Just in time for New York’s first real heatwave of the season, a new installation by 2019 Young Architects Program (YAP) winners Pedro & Juana has opened, setting the stage for MoMA PS1’s annual Warm Up summer concert series. Hórama Rama—a 40-foot-high, 90-foot-wide cyclorama—brings seating, shade, and even a waterfall to the museum’s courtyards in Long Island City, Queens.
Ana Paula Ruiz Galindo and Mecky Ruess, who are a couple, founded Pedro & Juana in Mexico City in 2011. Their winning scheme, chosen from five finalists, creates an urban playground of scaffolding, partly shaded by the elevated cylindrical form and some 2,000 2-by-6-foot protruding wood “bristles.” Ruiz Galindo says they “wanted to get above the walls” with their design, and used the cyclorama to connect the museum’s two main courtyards.

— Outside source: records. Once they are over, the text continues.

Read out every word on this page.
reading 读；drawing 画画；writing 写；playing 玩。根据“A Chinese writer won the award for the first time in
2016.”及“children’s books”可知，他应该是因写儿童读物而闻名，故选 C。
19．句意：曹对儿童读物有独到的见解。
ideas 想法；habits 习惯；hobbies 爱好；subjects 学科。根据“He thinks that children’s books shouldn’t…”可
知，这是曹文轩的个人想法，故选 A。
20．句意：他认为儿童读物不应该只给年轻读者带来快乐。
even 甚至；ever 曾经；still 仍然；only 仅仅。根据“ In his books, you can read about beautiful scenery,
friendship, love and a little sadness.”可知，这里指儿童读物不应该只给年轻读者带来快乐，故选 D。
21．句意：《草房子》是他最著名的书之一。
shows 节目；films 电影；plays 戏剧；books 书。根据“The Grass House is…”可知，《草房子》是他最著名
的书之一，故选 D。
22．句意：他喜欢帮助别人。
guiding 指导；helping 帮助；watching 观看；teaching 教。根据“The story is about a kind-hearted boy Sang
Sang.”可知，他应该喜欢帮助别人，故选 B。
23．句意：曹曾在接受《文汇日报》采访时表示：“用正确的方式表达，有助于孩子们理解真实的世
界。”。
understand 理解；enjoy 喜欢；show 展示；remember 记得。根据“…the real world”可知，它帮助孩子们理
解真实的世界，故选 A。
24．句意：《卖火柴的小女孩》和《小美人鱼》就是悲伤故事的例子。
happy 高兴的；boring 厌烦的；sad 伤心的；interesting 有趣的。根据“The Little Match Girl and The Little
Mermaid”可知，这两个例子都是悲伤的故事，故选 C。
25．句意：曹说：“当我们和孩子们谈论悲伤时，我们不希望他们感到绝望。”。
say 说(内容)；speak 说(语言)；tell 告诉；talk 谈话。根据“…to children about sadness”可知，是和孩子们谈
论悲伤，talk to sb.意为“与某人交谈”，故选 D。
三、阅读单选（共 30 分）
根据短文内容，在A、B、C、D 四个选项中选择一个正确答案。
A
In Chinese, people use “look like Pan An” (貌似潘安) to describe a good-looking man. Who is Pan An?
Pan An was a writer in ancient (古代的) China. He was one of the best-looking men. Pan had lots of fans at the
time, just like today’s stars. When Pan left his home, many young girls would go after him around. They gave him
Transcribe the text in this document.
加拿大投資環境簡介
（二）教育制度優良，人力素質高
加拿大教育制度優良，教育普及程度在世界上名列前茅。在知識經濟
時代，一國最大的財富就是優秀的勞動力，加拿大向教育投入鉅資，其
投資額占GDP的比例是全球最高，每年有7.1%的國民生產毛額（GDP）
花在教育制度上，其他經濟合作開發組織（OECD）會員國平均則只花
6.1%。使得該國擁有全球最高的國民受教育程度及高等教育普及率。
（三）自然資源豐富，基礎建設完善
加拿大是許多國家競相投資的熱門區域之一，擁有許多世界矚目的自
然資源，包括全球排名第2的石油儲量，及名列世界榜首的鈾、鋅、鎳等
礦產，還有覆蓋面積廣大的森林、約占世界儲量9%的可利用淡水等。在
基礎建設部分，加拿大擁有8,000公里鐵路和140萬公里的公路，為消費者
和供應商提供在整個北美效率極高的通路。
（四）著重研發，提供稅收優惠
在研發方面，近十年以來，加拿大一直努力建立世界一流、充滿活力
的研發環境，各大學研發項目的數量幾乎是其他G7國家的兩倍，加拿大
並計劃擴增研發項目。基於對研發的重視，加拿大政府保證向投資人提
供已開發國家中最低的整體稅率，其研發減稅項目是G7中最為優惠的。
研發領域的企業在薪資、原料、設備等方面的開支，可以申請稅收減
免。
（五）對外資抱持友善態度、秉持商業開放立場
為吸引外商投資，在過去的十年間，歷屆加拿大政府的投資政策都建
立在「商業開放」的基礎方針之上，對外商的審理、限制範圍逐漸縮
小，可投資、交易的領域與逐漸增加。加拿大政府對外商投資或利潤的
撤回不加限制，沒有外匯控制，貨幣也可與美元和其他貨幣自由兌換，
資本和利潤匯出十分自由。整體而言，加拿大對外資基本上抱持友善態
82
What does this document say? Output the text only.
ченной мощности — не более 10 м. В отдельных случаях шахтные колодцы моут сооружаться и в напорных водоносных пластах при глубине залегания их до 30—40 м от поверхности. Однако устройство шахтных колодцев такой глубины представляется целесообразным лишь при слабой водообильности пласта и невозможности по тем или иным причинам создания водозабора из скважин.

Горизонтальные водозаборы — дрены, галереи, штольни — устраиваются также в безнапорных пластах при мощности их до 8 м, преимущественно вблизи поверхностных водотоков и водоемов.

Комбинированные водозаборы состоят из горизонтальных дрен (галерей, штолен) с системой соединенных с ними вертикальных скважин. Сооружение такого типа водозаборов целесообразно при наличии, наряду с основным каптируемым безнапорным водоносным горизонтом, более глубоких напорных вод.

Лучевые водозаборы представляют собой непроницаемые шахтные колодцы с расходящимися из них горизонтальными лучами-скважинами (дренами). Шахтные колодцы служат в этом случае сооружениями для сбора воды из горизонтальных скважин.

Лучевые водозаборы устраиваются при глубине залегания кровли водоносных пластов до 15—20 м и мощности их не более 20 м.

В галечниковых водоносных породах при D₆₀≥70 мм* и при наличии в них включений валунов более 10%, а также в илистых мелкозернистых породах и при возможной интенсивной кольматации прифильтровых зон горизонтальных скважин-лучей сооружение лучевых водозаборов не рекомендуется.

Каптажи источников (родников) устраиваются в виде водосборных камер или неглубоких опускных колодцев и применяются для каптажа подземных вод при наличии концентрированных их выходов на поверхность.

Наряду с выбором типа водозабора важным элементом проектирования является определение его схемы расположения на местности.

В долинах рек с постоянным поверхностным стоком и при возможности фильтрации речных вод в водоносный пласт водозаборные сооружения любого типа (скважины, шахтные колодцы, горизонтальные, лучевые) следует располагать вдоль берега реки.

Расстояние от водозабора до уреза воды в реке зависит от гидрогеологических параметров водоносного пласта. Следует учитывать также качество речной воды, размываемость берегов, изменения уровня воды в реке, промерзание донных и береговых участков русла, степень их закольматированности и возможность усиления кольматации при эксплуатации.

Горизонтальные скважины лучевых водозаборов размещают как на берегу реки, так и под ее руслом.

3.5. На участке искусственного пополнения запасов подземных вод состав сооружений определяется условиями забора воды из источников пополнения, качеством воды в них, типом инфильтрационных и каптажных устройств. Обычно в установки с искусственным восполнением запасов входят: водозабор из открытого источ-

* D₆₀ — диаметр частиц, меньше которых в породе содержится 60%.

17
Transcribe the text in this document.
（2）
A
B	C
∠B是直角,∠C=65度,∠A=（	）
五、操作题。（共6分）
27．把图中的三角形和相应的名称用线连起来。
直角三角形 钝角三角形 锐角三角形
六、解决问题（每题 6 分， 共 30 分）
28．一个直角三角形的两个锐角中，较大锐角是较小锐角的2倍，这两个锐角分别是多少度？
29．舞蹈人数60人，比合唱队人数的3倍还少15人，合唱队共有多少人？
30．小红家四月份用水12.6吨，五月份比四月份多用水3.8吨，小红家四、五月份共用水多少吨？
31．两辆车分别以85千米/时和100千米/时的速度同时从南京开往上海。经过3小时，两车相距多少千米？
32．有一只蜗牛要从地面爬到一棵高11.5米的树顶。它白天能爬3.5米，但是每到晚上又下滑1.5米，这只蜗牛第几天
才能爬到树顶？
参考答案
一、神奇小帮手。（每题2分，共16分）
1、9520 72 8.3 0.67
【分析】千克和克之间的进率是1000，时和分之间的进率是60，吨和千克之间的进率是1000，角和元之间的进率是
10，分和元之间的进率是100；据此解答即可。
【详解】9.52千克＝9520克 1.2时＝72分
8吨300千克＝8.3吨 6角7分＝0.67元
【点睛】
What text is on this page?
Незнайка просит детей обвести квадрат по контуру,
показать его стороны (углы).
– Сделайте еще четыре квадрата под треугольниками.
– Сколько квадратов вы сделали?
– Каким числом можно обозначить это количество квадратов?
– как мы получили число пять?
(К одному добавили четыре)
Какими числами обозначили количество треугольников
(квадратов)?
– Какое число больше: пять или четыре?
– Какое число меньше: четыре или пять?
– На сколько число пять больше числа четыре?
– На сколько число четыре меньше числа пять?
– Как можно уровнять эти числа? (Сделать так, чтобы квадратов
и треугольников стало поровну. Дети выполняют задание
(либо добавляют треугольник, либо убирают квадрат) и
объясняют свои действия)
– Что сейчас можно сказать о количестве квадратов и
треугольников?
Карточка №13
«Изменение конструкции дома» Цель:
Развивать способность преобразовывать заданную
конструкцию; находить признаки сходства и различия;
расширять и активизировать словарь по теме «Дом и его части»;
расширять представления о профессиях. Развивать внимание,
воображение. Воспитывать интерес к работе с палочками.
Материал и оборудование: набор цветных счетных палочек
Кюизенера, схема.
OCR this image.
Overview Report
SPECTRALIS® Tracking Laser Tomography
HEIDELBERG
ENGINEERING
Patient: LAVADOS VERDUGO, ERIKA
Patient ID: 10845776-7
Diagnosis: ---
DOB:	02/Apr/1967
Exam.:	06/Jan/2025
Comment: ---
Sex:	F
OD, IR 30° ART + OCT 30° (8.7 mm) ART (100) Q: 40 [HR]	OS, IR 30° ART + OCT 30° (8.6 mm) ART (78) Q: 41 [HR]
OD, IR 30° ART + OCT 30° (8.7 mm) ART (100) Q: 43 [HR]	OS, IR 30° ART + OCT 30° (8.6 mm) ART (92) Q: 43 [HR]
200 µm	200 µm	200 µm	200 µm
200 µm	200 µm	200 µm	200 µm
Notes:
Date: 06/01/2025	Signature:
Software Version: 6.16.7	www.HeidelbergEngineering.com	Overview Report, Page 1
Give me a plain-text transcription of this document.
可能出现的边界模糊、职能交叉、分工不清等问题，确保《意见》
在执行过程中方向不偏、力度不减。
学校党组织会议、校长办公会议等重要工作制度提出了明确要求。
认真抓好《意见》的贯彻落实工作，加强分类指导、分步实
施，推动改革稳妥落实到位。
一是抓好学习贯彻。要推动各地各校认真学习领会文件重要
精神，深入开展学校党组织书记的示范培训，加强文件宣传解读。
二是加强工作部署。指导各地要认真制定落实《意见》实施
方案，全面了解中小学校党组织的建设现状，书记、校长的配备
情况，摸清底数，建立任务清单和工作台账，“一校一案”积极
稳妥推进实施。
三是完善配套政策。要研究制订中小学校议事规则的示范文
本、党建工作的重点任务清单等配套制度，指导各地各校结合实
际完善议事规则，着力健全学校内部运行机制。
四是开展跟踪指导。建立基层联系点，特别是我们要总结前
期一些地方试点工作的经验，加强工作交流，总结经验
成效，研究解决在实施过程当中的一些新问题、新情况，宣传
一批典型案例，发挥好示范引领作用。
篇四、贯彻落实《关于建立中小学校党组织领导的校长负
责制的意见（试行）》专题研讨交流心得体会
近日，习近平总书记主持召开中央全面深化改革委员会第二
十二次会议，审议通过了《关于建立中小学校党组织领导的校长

Plywood stools and benches are scattered around the space, while bright pink hammocks strung throughout the scaffolding provide additional seating and respite from the heat. A tropical print vinyl mesh screen lines the inside of the elevated cylinder—a cheeky juxtaposition of nature into an otherwise industrial setting. In the smaller courtyard adjacent to the main space, water pumped skyward via a pink pipe spills out of an opening in the cyclorama’s verdant screen, splashing down into a raised pink pool.
The structure was assembled on-site by Ruiz Galindo, Ruess, and a team of 14 volunteers over two and a half weeks. Though RECORD has previously reported that YAP winners receive $15,000 for design development and $100,000 for build-out (in addition to $5,000 each finalist receives for design and model development), this year’s budget was not disclosed.
“We really wanted to bring something other, something foreign—even momentarily—to this place,” Ruiz Galindo told RECORD. In theory, adding a waterfall and hammocks to the concrete jungle would indeed bring a foreign element to PS1, but the irony of doing so amidst metal scaffolding and wood beams in the perpetual construction zone that is Long Island City seems too rich to be overlooked. Will New Yorkers appreciate the “otherness” in Pedro & Juana’s vision, or will Hórama Rama be viewed as yet another unfinished development?
Hórama Rama, as well as an indoor exhibition featuring this year’s finalist proposals and past winners of the program—which is now in its 20th year—will be on view through September 2.